Der Start des „Space Resources“-Innovationszentrums

Mathias Link, Sie werden ab sofort das European Space Resources Innovation Centre (ESRIC) leiten.

Warum wird zunächst ein Interimsdirektor ernannt?

Die Idee ist, dass wir sehr schnell vorankommen und die Arbeit aufnehmen können. Dann ist es gut, dass wir mit den Leuten starten, die schon da sind bei der LSA, der ESA und beim LIST und wir nicht sofort ein komplett neues Team aufbauen müssen. Ich habe das Projekt bei der LSA ja von Anfang an begleitet. Die Idee ist aber, auch parallel einen neuen Direktor zu suchen – spätestens für in zwei Jahren, idealerweise schon früher.

Was sind jetzt die ersten Schritte beim Aufbau des ESRIC?

Wir haben heute den wichtigen Vertrag unterschrieben, zwischen LSA, LIST und ESA. Und damit können wir jetzt wirklich loslegen. Natürlich müssen wir zunächst das Space Agency Team aufbauen. Das heißt, wir werden in den nächsten beiden Wochen wahrscheinlich um die zehn Positionen ausschreiben, sowohl für Forscher, aber auch Partnership-Officer und Inkubator-Manager.

Ihr Budget beläuft sich auf 20 Millionen Euro über drei Jahre. Wie wird das in erster Linie verwendet?

Zunächst vor allem für das Personal. Wir rechnen damit, dass wir innerhalb von drei Jahren zwischen 30 und 40 Mitarbeiter einstellen werden. Hinzu kommen die Investitionen in die Laborausstattung.

Warum dieser enge Fokus des Forschungszentrum auf ein so spezielles Feld wie Space Resources?

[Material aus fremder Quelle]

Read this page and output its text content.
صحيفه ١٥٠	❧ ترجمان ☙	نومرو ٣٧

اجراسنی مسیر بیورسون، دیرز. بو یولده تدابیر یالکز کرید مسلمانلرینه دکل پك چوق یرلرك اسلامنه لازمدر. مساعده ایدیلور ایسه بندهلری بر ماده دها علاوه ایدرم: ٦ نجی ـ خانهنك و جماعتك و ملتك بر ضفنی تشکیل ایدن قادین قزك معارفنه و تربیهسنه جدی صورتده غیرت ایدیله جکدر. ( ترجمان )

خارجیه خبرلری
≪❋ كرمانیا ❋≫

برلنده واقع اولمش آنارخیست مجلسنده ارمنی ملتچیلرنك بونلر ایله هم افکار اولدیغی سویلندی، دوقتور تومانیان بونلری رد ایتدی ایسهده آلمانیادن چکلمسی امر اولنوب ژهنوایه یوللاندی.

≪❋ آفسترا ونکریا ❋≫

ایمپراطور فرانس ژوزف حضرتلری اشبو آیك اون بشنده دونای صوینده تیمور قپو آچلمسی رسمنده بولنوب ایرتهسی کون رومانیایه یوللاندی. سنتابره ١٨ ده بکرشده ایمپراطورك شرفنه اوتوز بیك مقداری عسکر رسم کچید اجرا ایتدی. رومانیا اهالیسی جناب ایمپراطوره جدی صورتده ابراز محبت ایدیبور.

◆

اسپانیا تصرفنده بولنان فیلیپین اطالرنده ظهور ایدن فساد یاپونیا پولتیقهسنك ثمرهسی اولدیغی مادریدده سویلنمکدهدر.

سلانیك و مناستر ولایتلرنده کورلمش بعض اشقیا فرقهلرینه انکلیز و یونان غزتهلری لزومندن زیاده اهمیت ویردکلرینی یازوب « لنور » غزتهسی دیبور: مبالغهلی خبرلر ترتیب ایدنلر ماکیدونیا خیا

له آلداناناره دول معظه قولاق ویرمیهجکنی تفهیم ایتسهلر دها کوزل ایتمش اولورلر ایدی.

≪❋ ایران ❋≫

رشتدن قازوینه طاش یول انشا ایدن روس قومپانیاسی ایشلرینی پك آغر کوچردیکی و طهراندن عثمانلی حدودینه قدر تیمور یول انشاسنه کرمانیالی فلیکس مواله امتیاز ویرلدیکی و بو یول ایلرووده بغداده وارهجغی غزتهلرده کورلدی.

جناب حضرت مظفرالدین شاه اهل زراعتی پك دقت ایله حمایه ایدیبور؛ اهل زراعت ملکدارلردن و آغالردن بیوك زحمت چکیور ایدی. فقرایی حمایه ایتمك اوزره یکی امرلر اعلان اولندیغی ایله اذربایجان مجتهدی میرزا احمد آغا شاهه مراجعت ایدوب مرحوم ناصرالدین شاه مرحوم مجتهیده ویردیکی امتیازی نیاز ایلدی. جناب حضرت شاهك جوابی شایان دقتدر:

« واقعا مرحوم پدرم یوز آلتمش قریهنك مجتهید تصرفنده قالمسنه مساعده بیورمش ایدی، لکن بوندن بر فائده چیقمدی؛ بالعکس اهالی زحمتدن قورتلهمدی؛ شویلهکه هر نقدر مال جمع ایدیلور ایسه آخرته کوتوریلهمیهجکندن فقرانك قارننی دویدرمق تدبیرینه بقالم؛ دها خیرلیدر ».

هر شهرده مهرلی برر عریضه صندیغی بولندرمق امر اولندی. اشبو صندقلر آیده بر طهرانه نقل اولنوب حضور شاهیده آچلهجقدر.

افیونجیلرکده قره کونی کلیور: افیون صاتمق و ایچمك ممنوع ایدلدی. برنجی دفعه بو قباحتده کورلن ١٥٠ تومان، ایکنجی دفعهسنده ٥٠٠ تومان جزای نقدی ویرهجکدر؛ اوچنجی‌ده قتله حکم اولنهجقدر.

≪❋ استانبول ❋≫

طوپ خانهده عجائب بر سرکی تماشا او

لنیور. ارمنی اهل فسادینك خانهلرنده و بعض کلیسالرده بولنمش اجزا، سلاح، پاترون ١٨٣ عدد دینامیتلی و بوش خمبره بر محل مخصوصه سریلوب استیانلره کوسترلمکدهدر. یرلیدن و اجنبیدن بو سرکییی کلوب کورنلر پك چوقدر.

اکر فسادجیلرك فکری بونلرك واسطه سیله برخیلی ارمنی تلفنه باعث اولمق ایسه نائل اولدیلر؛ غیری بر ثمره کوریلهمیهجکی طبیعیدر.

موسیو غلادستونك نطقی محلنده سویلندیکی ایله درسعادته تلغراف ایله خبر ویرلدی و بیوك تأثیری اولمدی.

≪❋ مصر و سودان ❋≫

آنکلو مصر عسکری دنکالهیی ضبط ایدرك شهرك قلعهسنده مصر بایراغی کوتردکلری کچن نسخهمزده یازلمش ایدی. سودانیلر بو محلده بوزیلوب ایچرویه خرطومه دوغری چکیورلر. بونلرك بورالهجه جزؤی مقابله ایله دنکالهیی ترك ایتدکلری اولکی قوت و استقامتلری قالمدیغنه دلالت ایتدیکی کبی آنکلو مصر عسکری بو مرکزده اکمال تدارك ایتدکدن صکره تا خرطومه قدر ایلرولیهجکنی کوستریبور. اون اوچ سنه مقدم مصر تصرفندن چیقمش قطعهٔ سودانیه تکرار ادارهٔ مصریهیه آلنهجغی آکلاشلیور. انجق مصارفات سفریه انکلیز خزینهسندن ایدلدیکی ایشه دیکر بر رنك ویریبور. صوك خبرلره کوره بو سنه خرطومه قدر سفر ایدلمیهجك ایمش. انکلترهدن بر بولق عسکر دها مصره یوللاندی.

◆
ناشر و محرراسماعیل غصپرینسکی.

Wir wollten eine Konzentration auf das Thema, weil es bisher noch nicht genügend adressiert wird. Auf jeden Fall nicht in Europa und auch weltweit nicht. Hier kann Luxemburg eine Vorreiterrolle spielen. Das heißt natürlich auf keinen Fall, dass die anderen Aktivitäten der Weltallindustrie in Luxemburg vernachlässigt werden. Im Gegenteil hat die LSA weitere Prioritäten wie Satellitenkommunikation, die wir natürlich beibehalten.